Advanced Departmental Electives

These advanced courses are designed to deepen students' understanding and specialization within the field of pharmacy:

• Advanced Medicinal Chemistry: This course delves into modern synthetic strategies, computational modeling, and drug design techniques. Students gain hands-on experience in developing novel therapeutic agents with enhanced efficacy and reduced side effects.
• Pharmacokinetics: Focuses on how drugs are absorbed, distributed, metabolized, and excreted by the body. This course covers mathematical models used to predict drug behavior and optimize dosing regimens for different patient populations.
• Pharmaceutical Formulation: Emphasizes the development of dosage forms such as tablets, capsules, injectables, and topical preparations. Students learn about excipient selection, stability testing, and manufacturing processes in a controlled environment.
• Pharmacogenomics: Explores the relationship between genetic variations and drug response. Students analyze genetic markers that influence medication efficacy and safety, preparing them for personalized medicine applications.
• Drug Discovery and Development: Provides an overview of the entire drug discovery pipeline from target identification to clinical trials. Students engage in case studies of successful and failed drug development projects to understand real-world challenges.
• Computational Chemistry: Integrates computer science with chemistry to simulate molecular interactions and predict properties of potential drugs. This course equips students with skills in molecular docking, QSAR modeling, and virtual screening techniques.
• Pharmaceutical Economics: Analyzes the economic aspects of drug development and pricing strategies. Students learn about cost-effectiveness analysis, budget impact models, and health economics principles relevant to pharmaceutical markets.
• Pharmaceutical Quality Control: Focuses on ensuring that drugs meet regulatory standards for safety, purity, and potency. Students gain expertise in analytical methods, quality assurance protocols, and compliance with Good Manufacturing Practice (GMP).

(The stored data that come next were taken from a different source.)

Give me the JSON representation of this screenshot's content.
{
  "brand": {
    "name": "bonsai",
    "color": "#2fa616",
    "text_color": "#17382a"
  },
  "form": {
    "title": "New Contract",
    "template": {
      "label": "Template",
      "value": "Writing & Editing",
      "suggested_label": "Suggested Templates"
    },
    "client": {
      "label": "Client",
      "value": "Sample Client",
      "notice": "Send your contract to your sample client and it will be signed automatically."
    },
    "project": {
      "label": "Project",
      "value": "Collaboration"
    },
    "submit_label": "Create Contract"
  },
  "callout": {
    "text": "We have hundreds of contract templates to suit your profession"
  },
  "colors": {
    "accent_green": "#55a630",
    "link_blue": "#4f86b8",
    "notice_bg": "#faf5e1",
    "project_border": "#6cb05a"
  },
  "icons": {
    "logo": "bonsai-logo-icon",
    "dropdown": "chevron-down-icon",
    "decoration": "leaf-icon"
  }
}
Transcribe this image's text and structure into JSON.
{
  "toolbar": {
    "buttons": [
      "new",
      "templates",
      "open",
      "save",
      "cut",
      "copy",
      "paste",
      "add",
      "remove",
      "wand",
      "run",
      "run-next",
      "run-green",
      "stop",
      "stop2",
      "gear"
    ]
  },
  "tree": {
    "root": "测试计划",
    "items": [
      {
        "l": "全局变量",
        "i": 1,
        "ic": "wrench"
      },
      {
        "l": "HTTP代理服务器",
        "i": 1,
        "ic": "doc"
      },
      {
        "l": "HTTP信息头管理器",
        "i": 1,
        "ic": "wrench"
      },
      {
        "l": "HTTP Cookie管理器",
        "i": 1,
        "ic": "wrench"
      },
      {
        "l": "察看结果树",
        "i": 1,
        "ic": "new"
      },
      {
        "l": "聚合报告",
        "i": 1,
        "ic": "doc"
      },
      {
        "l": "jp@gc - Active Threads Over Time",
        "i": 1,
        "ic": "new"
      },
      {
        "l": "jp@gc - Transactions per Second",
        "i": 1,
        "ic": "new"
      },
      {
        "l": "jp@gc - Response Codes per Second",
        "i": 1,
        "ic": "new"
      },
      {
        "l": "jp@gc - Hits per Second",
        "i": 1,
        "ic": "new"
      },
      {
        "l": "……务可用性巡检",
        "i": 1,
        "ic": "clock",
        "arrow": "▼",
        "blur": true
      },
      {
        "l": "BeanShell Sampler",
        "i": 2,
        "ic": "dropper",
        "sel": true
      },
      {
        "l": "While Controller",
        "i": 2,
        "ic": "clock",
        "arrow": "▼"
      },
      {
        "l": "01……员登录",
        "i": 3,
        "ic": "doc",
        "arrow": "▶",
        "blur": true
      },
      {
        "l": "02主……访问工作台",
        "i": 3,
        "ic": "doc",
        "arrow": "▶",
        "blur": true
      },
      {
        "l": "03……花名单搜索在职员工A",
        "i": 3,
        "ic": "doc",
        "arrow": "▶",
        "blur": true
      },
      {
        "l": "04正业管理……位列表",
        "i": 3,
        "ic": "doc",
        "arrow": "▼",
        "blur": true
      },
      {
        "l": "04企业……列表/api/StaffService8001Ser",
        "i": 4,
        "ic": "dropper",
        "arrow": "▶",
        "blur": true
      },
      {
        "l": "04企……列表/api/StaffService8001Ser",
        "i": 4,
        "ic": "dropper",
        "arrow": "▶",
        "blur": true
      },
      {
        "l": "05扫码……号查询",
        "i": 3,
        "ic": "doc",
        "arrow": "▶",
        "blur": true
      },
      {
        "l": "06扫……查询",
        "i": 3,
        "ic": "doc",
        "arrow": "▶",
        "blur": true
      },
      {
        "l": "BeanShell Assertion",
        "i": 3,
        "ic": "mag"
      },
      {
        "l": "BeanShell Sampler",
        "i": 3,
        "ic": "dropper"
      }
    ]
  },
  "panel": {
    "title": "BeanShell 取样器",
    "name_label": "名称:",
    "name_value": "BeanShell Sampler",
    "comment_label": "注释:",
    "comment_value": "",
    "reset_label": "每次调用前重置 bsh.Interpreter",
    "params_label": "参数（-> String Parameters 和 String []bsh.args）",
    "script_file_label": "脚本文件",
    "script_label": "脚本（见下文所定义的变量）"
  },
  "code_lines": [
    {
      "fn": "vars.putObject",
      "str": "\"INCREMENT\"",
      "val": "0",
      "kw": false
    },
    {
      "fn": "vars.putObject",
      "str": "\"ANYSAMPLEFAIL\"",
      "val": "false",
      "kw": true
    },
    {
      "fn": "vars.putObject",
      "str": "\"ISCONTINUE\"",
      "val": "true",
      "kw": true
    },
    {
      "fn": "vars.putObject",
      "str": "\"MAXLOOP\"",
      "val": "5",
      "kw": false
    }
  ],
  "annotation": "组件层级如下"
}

Project-Based Learning Philosophy

The department strongly believes in project-based learning as a means to enhance practical understanding and foster innovation among students. The curriculum includes both mini-projects and a final-year capstone project that allow students to apply theoretical knowledge to real-world scenarios.

Mini-Projects

In the third year, students work on a mini-project under faculty guidance. These projects are typically focused on specific areas such as drug synthesis, formulation development, or analytical method validation. The scope is broad, enabling students to explore their interests while gaining valuable experience.

Final-Year Thesis/Capstone Project

The final-year capstone project provides an opportunity for students to conduct in-depth research on a topic of interest. Students collaborate closely with faculty mentors and often work with industry partners or research institutions. The project culminates in a presentation and defense before an evaluation panel, showcasing the student's ability to contribute meaningfully to the field.